Raymond Chow and Mah Pat Y accused of falsifying financial records

By MICHELLE QUAH
20 October 2011

Two former executives of Daka Designs, a company once listed in Singapore, have been convicted in Hong Kong on charges of defrauding their shareholders and the Singapore Exchange (SGX) between early 2003 and May 2005 - and sentenced to jail.

The company’s ex-CEO Raymond Chow and former executive chairman Mah Pat Y were sentenced to three years two months’ jail, and two years’ jail, respectively.

Both men are also disqualified from serving as directors on the board of any Hong Kong company for five years. Such a disqualification also makes them unfit to serve as directors on any Singapore board.

The two men - along with a third, Daka’s former chief financial officer Kevin Leung - were arrested by Hong Kong’s Independent Commission Against Corruption (ICAC) in October 2007 and charged in September 2009. Leung has yet to be convicted.

The actions against them took place in Hong Kong as Daka and the three men are based in the special administrative region. The SGX has worked closely with ICAC and the Corrupt Practices Investigation Bureau (CPIB) in Singapore over this case, and one of its officers testified at the hearing in Hong Kong.

Lorraine Chay, vice-president, Risk Management and Regulation, at SGX, said: ‘Having been actively involved in the investigation and assisting as a prosecution witness in the Hong Kong Court, I am very pleased that the efforts have resulted in the successful prosecution against former directors of Daka Designs. SGX will continue to actively work with enforcement agencies to protect the integrity of our marketplace.’

Yeo Lian Sim, SGX’s chief regulatory officer, said: ‘All the effort has been worthwhile to bring the wrongdoers to justice. SGX takes a stern view of fraudulent behaviour in listed companies and will do our utmost against it, assisting regulatory authorities.’

The three men were accused of having ‘dishonestly falsified’ financial records, such as goods receipt acknowledgements and delivery notes of its subsidiary Briga Group (Macao Commercial Offshore) Company Ltd.

They were said to have inflated the turnover and profit figures by over HK$8.9 million (S$1.44 million), according to ICAC. These inflated numbers were in ‘dishonestly compiled and published documents’ such as the annual report for the financial year ended March 31, 2004.

‘It is alleged that the defendants had misled existing and potential shareholders of Daka Designs and SGX as to the true financial position of the company, and prevented SGX from taking any action against the company for its failure,’ ICAC had said in a statement.

Trouble began brewing at Daka not long after the company went public in July 2004. In late 2005, the SGX called for a special audit on Daka following two profit warnings from the company.

When Daka blocked access to its records, the SGX slapped a trading halt in January 2006; the exchange subsequently hardened that into a trading suspension after special auditor KPMG, commissioned by the SGX to look into Daka’s affairs, found serious irregularities in the company’s finances. The suspension was never lifted.

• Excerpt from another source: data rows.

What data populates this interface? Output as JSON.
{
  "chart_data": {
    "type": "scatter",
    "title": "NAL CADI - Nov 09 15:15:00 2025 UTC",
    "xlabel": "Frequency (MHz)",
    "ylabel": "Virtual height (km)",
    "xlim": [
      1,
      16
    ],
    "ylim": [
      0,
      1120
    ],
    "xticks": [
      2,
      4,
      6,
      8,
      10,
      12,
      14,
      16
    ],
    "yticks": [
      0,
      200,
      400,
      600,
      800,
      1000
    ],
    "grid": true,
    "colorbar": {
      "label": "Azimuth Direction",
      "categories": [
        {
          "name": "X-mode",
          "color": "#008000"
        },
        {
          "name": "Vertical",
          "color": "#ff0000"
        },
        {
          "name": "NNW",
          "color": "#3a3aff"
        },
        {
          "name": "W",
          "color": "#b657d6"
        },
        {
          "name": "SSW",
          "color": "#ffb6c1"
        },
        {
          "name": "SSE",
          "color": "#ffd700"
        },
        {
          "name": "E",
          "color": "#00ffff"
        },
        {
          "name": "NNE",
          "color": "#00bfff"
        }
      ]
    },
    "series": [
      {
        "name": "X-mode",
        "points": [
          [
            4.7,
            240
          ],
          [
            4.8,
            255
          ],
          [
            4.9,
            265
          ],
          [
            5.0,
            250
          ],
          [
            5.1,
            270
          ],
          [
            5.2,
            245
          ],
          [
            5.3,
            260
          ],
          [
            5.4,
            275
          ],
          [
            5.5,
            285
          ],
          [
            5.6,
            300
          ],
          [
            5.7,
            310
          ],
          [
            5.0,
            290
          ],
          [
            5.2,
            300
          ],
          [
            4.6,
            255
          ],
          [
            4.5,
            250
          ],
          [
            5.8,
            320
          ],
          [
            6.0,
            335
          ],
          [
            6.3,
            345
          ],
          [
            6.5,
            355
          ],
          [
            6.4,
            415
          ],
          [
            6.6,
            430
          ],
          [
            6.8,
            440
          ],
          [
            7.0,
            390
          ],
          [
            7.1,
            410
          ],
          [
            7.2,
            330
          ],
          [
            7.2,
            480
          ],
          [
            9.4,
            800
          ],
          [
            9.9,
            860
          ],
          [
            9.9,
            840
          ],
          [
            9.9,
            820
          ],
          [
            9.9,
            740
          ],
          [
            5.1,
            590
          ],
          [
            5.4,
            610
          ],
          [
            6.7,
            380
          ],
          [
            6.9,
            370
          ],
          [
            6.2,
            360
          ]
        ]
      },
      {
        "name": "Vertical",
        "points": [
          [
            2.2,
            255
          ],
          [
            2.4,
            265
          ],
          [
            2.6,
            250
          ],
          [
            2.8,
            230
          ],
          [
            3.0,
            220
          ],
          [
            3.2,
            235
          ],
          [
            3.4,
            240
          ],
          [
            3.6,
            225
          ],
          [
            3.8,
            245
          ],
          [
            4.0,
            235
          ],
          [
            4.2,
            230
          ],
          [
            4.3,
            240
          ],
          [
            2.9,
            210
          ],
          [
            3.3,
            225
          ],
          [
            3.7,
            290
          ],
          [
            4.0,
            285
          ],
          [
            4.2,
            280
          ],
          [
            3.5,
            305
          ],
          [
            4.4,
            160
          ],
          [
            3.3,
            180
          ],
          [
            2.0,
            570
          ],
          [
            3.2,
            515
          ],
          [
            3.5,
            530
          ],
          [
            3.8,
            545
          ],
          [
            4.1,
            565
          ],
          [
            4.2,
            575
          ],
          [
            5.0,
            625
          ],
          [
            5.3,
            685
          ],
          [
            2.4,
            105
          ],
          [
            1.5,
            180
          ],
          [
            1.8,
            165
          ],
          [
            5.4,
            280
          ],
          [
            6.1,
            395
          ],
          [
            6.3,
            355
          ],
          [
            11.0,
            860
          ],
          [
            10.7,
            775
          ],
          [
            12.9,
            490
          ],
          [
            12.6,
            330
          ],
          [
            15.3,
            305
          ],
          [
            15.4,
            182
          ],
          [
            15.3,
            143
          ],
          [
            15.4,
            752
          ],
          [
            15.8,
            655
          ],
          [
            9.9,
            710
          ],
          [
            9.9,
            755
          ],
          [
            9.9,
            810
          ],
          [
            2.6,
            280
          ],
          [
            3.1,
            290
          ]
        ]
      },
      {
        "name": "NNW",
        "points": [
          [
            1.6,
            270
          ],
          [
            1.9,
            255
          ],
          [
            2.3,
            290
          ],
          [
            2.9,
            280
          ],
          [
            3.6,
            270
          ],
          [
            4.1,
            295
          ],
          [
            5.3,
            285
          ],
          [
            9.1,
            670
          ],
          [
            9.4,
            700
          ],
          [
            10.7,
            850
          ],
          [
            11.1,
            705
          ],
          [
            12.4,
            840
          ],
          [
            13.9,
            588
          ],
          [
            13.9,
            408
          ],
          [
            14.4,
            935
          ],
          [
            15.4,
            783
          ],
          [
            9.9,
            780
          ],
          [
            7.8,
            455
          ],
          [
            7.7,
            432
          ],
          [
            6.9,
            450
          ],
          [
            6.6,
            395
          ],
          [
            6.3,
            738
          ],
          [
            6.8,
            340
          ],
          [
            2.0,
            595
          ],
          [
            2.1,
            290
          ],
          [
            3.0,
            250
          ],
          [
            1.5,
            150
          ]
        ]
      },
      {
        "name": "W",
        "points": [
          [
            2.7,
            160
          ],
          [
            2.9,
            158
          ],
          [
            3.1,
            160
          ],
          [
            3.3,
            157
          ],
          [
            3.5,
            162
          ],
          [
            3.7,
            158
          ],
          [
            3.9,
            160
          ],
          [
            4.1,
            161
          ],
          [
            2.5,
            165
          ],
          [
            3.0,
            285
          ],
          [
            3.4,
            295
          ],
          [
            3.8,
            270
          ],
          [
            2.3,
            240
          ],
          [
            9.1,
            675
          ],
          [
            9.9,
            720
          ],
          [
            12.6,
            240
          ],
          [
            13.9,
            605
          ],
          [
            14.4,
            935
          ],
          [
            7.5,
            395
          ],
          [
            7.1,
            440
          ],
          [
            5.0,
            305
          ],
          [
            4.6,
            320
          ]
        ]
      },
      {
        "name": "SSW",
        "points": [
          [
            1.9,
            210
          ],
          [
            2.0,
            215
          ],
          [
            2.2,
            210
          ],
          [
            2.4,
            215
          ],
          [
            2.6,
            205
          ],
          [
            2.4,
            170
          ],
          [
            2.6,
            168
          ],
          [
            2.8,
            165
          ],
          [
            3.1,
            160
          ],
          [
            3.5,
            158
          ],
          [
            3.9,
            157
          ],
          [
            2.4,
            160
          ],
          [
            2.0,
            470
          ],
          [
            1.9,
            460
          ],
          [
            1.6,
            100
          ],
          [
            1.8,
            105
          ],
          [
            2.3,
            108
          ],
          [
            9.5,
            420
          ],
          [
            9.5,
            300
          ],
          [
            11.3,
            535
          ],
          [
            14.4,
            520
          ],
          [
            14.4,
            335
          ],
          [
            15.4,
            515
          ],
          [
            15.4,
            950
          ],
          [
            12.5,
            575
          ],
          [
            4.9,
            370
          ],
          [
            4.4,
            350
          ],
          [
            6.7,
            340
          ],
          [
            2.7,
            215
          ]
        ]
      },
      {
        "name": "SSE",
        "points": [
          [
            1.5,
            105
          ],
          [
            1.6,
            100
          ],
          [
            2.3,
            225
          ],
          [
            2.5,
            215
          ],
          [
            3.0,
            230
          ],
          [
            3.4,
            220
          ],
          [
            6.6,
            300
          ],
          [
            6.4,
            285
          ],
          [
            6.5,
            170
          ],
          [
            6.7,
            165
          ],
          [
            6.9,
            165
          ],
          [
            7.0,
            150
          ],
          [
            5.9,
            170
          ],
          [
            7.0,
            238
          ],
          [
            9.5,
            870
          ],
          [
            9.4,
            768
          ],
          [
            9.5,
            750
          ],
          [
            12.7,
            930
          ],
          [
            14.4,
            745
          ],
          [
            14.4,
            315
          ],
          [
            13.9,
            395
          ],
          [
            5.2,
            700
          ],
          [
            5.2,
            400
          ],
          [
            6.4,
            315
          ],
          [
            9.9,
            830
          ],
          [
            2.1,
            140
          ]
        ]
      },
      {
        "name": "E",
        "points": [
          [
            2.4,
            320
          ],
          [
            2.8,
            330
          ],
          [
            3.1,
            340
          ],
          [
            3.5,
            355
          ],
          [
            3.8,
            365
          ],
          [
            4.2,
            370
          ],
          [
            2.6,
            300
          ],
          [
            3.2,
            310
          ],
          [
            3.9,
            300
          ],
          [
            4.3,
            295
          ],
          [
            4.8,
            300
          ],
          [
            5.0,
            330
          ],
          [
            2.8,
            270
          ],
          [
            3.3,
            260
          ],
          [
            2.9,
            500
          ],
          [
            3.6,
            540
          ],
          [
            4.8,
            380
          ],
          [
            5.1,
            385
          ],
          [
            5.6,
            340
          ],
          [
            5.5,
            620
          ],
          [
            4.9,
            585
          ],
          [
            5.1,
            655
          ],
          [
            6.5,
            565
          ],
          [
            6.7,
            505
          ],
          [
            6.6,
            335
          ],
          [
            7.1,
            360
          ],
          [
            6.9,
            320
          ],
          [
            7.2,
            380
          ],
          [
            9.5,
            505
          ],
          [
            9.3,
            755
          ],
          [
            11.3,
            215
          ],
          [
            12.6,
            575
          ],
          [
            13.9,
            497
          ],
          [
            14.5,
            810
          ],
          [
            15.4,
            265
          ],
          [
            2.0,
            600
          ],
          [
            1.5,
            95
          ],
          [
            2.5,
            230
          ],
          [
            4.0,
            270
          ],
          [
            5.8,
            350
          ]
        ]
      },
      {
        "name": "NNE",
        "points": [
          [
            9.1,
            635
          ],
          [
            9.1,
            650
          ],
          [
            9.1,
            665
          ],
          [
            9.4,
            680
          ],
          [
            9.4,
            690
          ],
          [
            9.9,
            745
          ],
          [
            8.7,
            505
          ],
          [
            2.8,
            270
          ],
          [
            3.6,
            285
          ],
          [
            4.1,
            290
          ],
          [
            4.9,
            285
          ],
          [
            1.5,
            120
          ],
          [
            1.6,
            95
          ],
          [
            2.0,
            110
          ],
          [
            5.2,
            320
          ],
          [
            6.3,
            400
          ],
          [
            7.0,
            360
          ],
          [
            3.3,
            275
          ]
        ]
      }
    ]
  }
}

The issue was then turned over to Singapore’s Commercial Affairs Department.

In 2007, Daka sold its entire business to its parent Daka Direct and, as a listed shell company, tried to engineer a couple of reverse takeovers that failed.

Chow, Mah and Leung ceased to be involved in the management of the company, and ceased to hold any interest in the shareholding of the company, from April 2007.

Daka, which was renamed Carats in 2007, was eventually delisted a year later as the SGX denied an extension of the deadline for it to secure a new business.